Um antigo comandante iraniano vangloriou-se friamente de que o seu país poderia matar o Presidente Trump mesmo dentro da Casa Branca.
“Se o objectivo é matar Trump, a República Islâmica pode fazê-lo facilmente na Casa Branca. Sempre que necessário, somos capazes de o fazer”, disse Hossein Kanani Moghaddam, antigo comandante do Corpo da Guarda Revolucionária Islâmica do Irão. para o site de notícias iraniano Fararu.
Entretanto, o general sublinhou que o seu país não quer a paz nas actuais conversações EUA-Irão – e recusou-se a descartar “retaliações” contra a América pela guerra.
“Não estamos a negociar a paz com a América.

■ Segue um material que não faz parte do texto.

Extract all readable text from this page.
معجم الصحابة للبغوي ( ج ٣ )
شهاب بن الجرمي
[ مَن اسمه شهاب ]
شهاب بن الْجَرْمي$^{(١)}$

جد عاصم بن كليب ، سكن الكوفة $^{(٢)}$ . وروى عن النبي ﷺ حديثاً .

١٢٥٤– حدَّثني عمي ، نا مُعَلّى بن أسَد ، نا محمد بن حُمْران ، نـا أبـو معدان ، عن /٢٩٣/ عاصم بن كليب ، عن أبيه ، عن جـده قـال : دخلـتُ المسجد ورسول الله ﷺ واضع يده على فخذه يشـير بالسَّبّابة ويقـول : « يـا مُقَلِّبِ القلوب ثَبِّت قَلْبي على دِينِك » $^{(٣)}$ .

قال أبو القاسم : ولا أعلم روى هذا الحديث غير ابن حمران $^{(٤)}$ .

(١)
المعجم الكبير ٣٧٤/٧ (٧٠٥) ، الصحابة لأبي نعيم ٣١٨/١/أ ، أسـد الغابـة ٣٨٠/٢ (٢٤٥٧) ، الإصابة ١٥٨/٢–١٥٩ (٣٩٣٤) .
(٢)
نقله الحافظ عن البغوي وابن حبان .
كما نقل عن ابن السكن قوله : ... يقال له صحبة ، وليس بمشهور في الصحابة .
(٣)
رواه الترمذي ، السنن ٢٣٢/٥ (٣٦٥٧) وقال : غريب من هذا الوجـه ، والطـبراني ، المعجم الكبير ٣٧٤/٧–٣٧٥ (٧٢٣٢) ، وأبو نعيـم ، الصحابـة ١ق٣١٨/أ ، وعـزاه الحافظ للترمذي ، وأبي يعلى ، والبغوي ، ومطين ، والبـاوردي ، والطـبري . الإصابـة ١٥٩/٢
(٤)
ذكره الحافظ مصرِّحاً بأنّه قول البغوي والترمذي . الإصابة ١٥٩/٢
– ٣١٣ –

Estamos a negociar para reduzir as tensões”, disse Moghaddam, acrescentando que as conversações do Irão com Washington visavam fortalecer as exigências da República Islâmica.
“Não estamos a negociar a paz com Trump e os seus assessores criminosos. Nestas negociações, estamos apenas a tentar restaurar os nossos direitos e esclarecer as acusações que os Estados Unidos levantaram contra nós”, disse ele.
“Quanto à vingança e retaliação, eles permanecem em negociações”, acrescentou Moghaddam.
Os comentários do ex-líder bilionário ocorreram no momento em que os ataques dos EUA ao Irã aumentaram no fim de semana, avançando para o interior, além das áreas costeiras.
Trump prometeu desferir um duro golpe no país, criticando Teerão por não ter concordado com um acordo de paz e prometendo que os EUA seriam os “guardiões” do contestado Estreito de Ormuz.
“Agora vamos protegê-lo e seremos pagos para protegê-lo”, disse Trump na segunda-feira.
Entretanto, o Irão acusou os EUA de minar as negociações com Omã destinadas a garantir uma passagem segura através do estreito.
O Irão afirma que os EUA estão a aumentar o risco de um conflito mais amplo e condena “repetidas provocações e ações desestabilizadoras”, disse o porta-voz militar Ebrahim Zolfaghari.
“Os líderes dos países da região são avisados de que qualquer cooperação com os Estados Unidos ou apoio logístico às suas forças armadas será considerada um acto de guerra contra a soberania e a segurança nacional do Irão”, acrescentou.
Os preços do petróleo subiram no fim de semana em resposta às crescentes preocupações sobre o anunciado encerramento do estreito por Teerão, com a queda do tráfego através do ponto de inflexão, responsável por quase um quinto do tráfego global de petróleo.